Swiss bank UBS poured cold water on speculation it planned to sell major business units to raise cash but failed to stem a loss of confidence as investors drove its shares down 13 percent on fears of financial contagion.
Europe's hardest-hit bank so far by the sub-prime crisis, saw its shares spiral to levels not seen for a decade as investors took flight from the financial sector following the emergency weekend sale of U.S. bank Bear Stearns .
UBS said it was maintaining its strategy focusing on wealth management and investment banking after speculation intensified the group may be looking to sell its U.S. private banking division, once called Paine Webber, or parts of its investment banking franchise.

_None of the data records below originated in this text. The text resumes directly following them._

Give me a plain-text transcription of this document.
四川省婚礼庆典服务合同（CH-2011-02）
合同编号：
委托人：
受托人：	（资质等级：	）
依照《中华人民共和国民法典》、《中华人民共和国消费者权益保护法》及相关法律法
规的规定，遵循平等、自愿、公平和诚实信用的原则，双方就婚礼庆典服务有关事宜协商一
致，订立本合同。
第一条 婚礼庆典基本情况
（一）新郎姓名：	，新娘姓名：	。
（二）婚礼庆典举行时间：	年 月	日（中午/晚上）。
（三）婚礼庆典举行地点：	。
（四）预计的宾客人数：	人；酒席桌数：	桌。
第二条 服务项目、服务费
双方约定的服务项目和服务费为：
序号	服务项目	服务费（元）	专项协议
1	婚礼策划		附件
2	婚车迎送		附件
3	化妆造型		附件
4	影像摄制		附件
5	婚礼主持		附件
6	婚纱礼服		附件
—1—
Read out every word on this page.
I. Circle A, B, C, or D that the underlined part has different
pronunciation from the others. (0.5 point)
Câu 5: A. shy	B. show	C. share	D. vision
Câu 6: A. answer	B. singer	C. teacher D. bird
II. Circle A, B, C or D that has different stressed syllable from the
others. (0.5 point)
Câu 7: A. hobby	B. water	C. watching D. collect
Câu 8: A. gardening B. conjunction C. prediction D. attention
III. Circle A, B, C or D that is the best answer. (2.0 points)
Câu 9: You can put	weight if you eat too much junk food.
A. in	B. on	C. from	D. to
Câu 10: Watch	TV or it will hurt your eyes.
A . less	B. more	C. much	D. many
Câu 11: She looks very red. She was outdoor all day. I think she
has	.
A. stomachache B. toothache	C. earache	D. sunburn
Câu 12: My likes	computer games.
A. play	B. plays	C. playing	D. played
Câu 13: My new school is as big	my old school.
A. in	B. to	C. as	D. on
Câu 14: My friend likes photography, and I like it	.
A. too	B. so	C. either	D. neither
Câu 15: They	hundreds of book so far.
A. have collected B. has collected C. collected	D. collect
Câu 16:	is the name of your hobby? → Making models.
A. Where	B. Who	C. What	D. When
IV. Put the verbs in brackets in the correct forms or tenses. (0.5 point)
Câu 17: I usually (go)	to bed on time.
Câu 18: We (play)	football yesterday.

"UBS' strategy and business model are not about to change. None of our major operating businesses are up for sale," said UBS spokesman Christoph Meier.
UBS shares have fallen around 70 percent since June as fears mount the group would have to write down more than the $18 billion in subprime assets written down so far. The bank remains heavily exposed to the U.S. mortgage market with estimates that it still has around $80 billion worth of risky investments.
UBS was down 13 percent at 24.76 Swiss francs in heavy volumes, falling back to levels briefly seen in 1998 putting it on track for its largest one-day fall since Sept. 30, 1998, when it fell by more than 14 pct.
The DJ Stoxx European banking sector index was down 6 percent at the same time.